Department of History

Women's History Month: Rebecca Nedostup

Rebecca Nedostup is an Associate Professor of History and East Asian Studies. In this spotlight, she discusses what Women's History Month means to her and her research.

"A concept that has been occupying my mind in recent years is ‘care’. It resonates particularly strongly when thinking about women’s and gender history, and the work of women, gender non-conforming, and queer people who write history. By ‘care’ I am thinking of emotion, attention, and time for others as well as physical caretaking, and how it works within social, cultural, and political networks. The pandemic brought renewed attention to how the work of care skews disproportionately along lines of gender, race, sexuality, and class in the medical sphere, but such dynamics are also well documented for other industries, especially academia. 

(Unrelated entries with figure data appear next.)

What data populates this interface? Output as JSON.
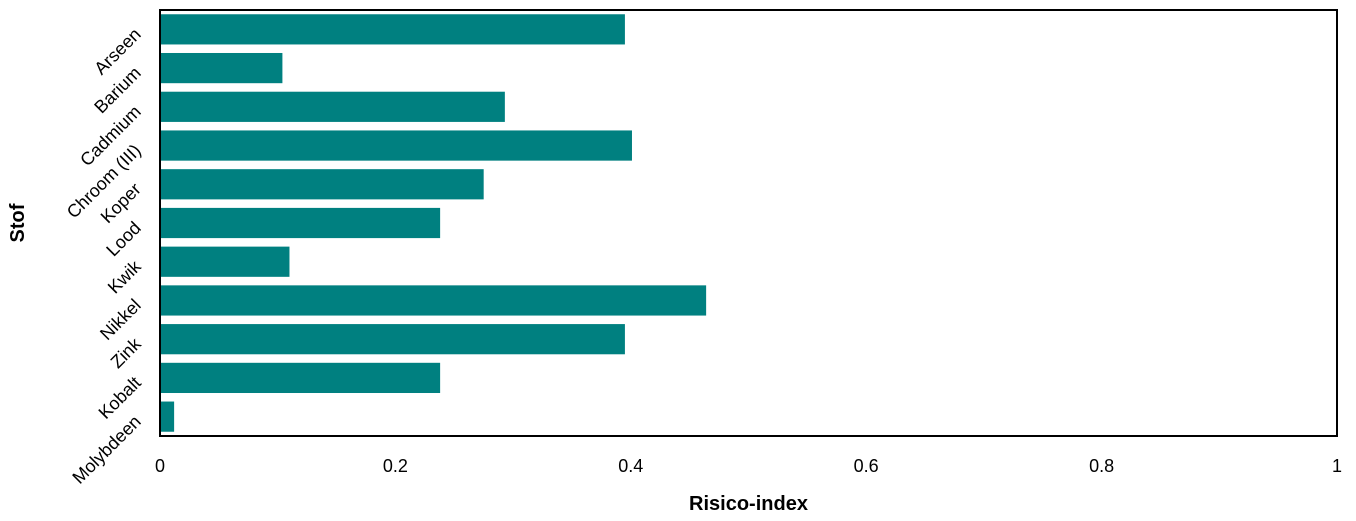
{
  "chart_data": {
    "type": "bar",
    "orientation": "horizontal",
    "categories": [
      "Arseen",
      "Barium",
      "Cadmium",
      "Chroom (III)",
      "Koper",
      "Lood",
      "Kwik",
      "Nikkel",
      "Zink",
      "Kobalt",
      "Molybdeen"
    ],
    "values": [
      0.395,
      0.104,
      0.293,
      0.401,
      0.275,
      0.238,
      0.11,
      0.464,
      0.395,
      0.238,
      0.012
    ],
    "xlabel": "Risico-index",
    "ylabel": "Stof",
    "xlim": [
      0,
      1
    ],
    "xticks": [
      "0",
      "0.2",
      "0.4",
      "0.6",
      "0.8",
      "1"
    ],
    "grid": false,
    "legend": "none",
    "colors": {
      "bar": "#008080",
      "frame": "#000000"
    }
  }
}
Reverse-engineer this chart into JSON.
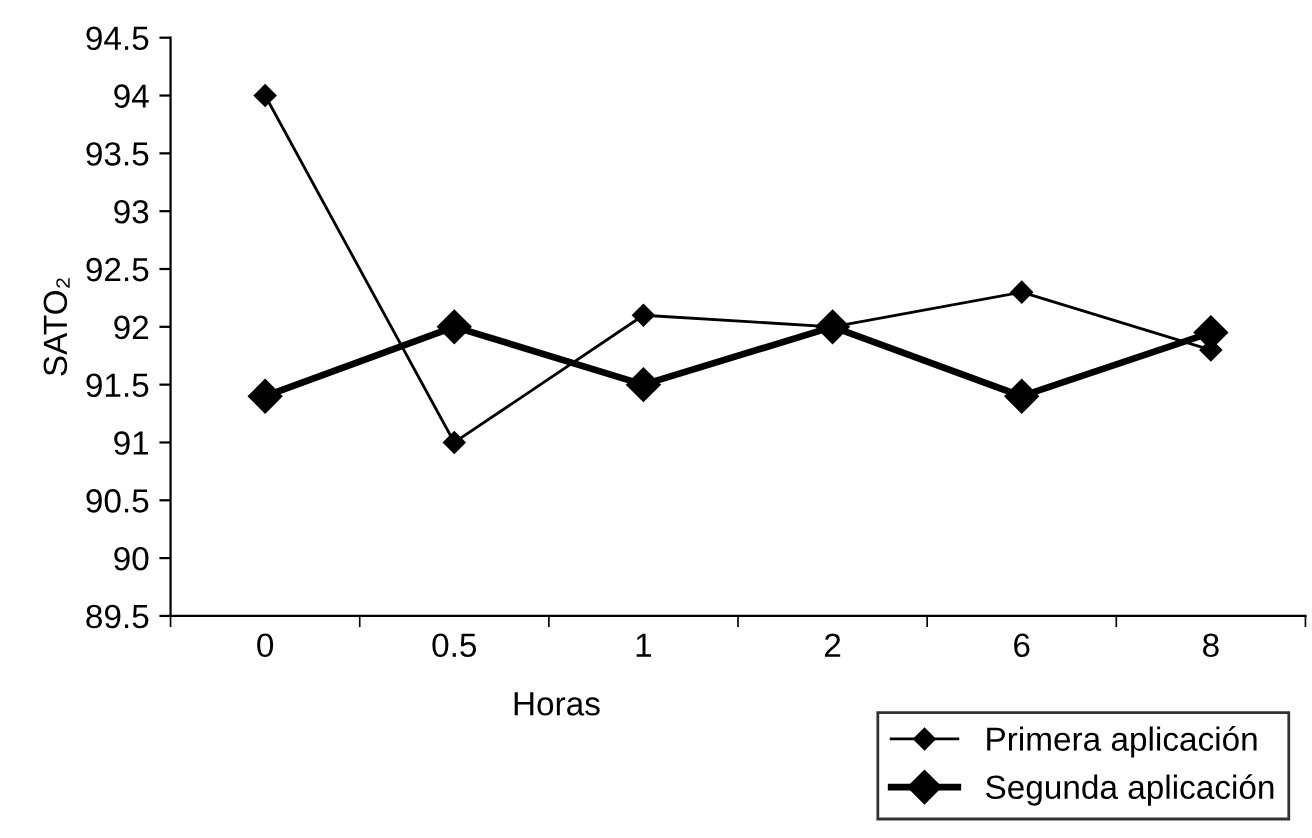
{
  "chart_data": {
    "type": "line",
    "xlabel": "Horas",
    "ylabel": "SATO₂",
    "categories": [
      "0",
      "0.5",
      "1",
      "2",
      "6",
      "8"
    ],
    "ylim": [
      89.5,
      94.5
    ],
    "yticks": [
      89.5,
      90,
      90.5,
      91,
      91.5,
      92,
      92.5,
      93,
      93.5,
      94,
      94.5
    ],
    "marker": "diamond",
    "line_style": "solid",
    "grid": false,
    "legend": "bottom right",
    "series": [
      {
        "name": "Primera aplicación",
        "color": "#000000",
        "values": [
          94.0,
          91.0,
          92.1,
          92.0,
          92.3,
          91.8
        ]
      },
      {
        "name": "Segunda aplicación",
        "color": "#000000",
        "values": [
          91.4,
          92.0,
          91.5,
          92.0,
          91.4,
          91.95
        ]
      }
    ]
  }
}
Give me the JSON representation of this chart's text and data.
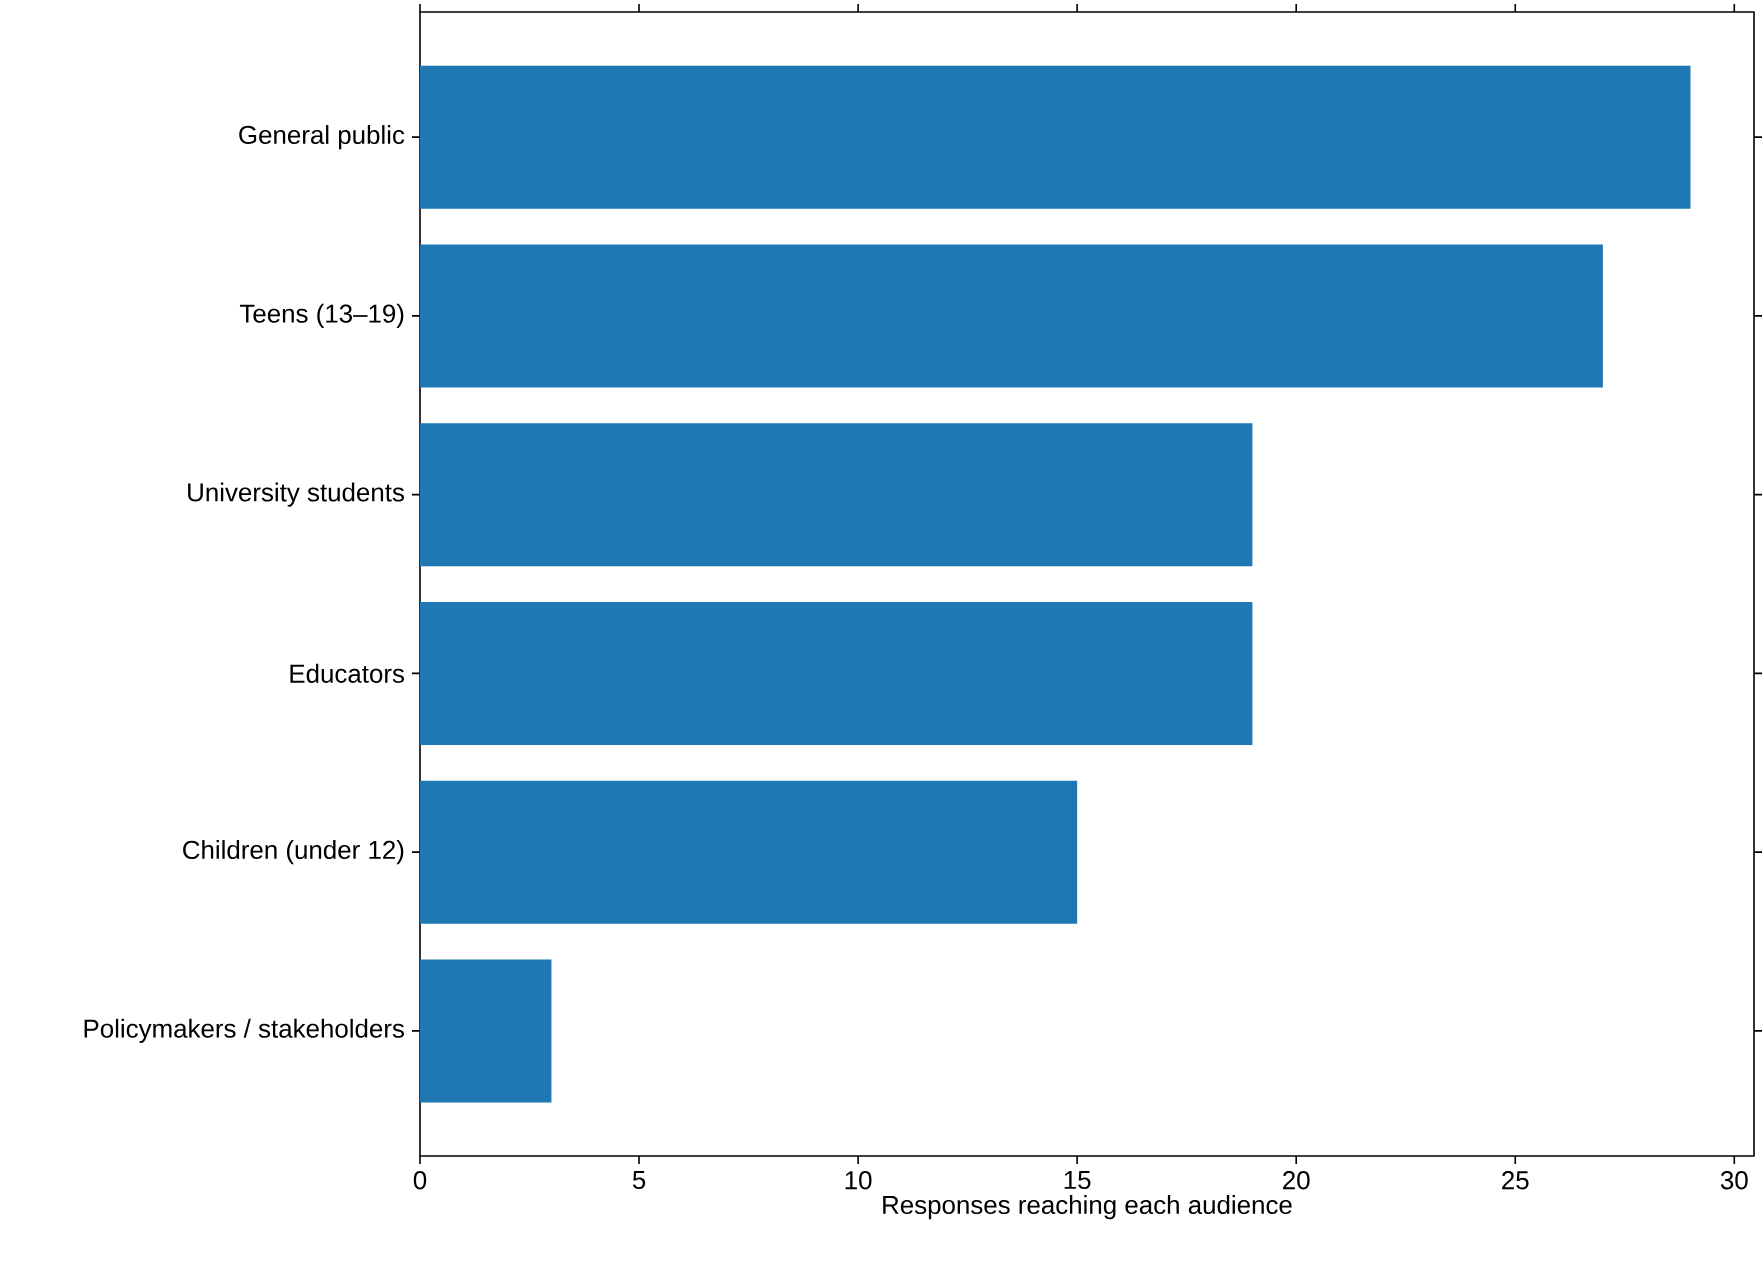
{
  "chart_data": {
    "type": "bar",
    "orientation": "horizontal",
    "categories": [
      "General public",
      "Teens (13–19)",
      "University students",
      "Educators",
      "Children (under 12)",
      "Policymakers / stakeholders"
    ],
    "values": [
      29,
      27,
      19,
      19,
      15,
      3
    ],
    "color": "#1f77b4",
    "xlabel": "Responses reaching each audience",
    "xlim": [
      0,
      30.45
    ],
    "xticks": [
      0,
      5,
      10,
      15,
      20,
      25,
      30
    ]
  }
}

While continuing to reflect on how such phenomena operate in my own working world, I have been deeply influenced by scholarship that reveals networks of care in history and argues for their importance in making the world work. Among the examples that have resonated with me are the preservation of ethnic histories and the experiences of displacement by women textile artists and storytellers in Southeast Asian refugee communities, and the intersections of queer and feminist organizations for both physical caretaking and political activism during the ACT UP era in the United States. Such examples have influenced the way I approach my research on wartime displacement and community formation in mid twentieth century China and Taiwan. They have prompted me to analyze how both gender and age shaped the experience and dangers of displacement. I have also begun to think seriously about how wartime could both reinforce heteropatriarchal social and political structures and disrupt them. While the Nationalist and later the Communists took refuge in reinforcing the family-state analogy via the commemoration of wartime and revolutionary martyrs, displaced persons formed networks of work colleagues and ‘fellowships of the road’—kinds of found family—as well as hometown and military connections as a means of exercising care in a time of frequent separation within the biological family. The experiences and identities of women began to appear more frequently in lineage genealogies after the war. Gender dynamics also continue to shape the work of care as expressed in mourning, and when, where, and how that work took place. More broadly and lastingly, my experience of writing and teaching continue to be shaped by conversations with colleagues and students in History and across Brown about the ethics of care in research, and the responsibilities we hold as storytellers and after the fact companions of those we write and speak about."